Fue ella la que rompió el silencio.
—¿Ya has acabado de hablar con Mickaela?
El indio alzó las cejas, sorprendido por el tono agrio de la joven.
—Pues sí, se ha ido a la cama, como casi todos. Solo quedan Sam y Emily en el salón. Yo me iré a la carreta para ver si los perros necesitan algo, no sabemos si Douglas se quedará con ellos esta noche o si ha abandonado el campamento.
Joshua se puso en pie; no quería estar con el indio.

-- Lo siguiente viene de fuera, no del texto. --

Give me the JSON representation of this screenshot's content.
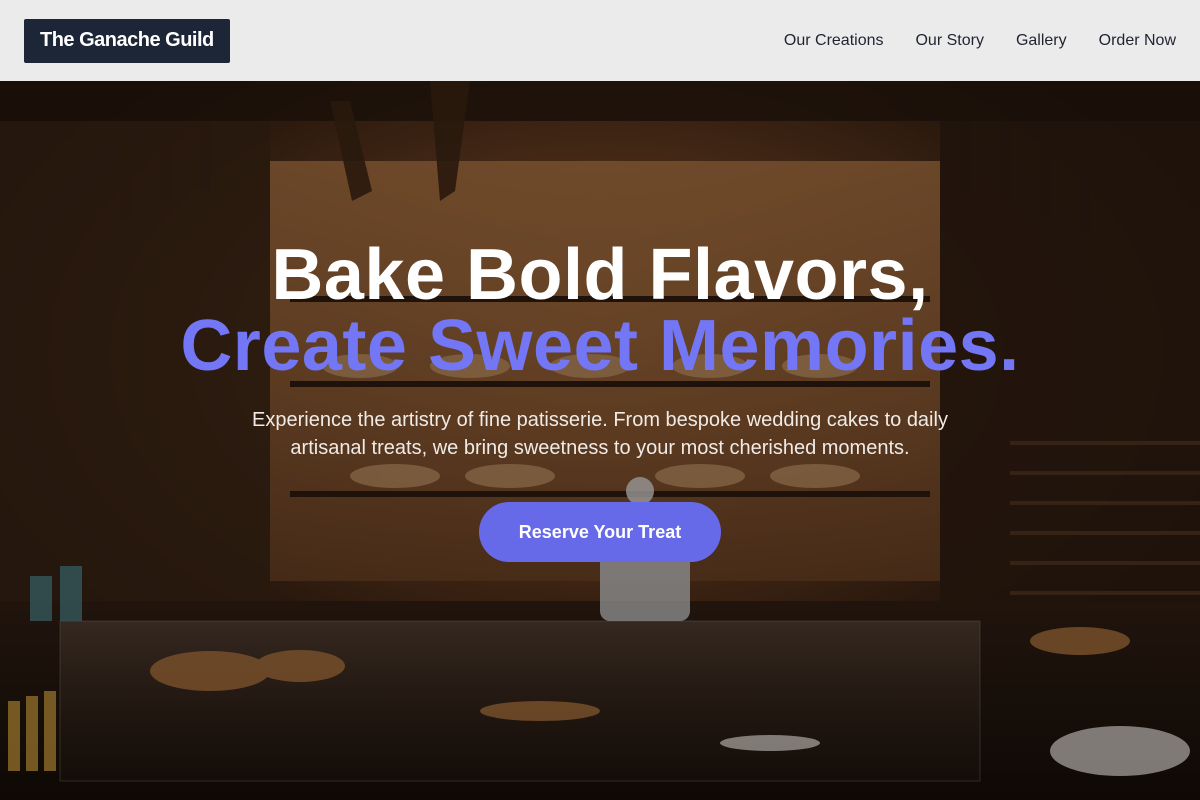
{
  "header": {
    "logo": "The Ganache Guild",
    "nav": [
      {
        "label": "Our Creations"
      },
      {
        "label": "Our Story"
      },
      {
        "label": "Gallery"
      },
      {
        "label": "Order Now"
      }
    ]
  },
  "hero": {
    "headline_line1": "Bake Bold Flavors,",
    "headline_line2": "Create Sweet Memories.",
    "description": "Experience the artistry of fine patisserie. From bespoke wedding cakes to daily artisanal treats, we bring sweetness to your most cherished moments.",
    "cta_label": "Reserve Your Treat",
    "background_image": "bakery-interior-photo"
  },
  "colors": {
    "accent": "#676ae8",
    "headline_accent": "#7377f5",
    "logo_bg": "#1d2636",
    "header_bg": "#ebebeb"
  }
}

—No creo que esté en el campamento. Voy a dar una vuelta por si le veo.
Edna frunció el ceño.
—No vayas por ahí solo. Esta ciudad es peligrosa.
Joshua sonrió a su hermana con aire de condescendencia.
—Sé cuidar de mí mismo. Pero tú no te quedes aquí sola, vuelve a entrar.
Los ojos de Edna se entrecerraron. Joshua la estaba mandando a la cama con el único fin de no dejarla a solas con Nube Gris.
—Entraré cuando me haya cansado de estar fuera… —fue su respuesta. Y se acomodó mejor en la butaca balanceándose lentamente.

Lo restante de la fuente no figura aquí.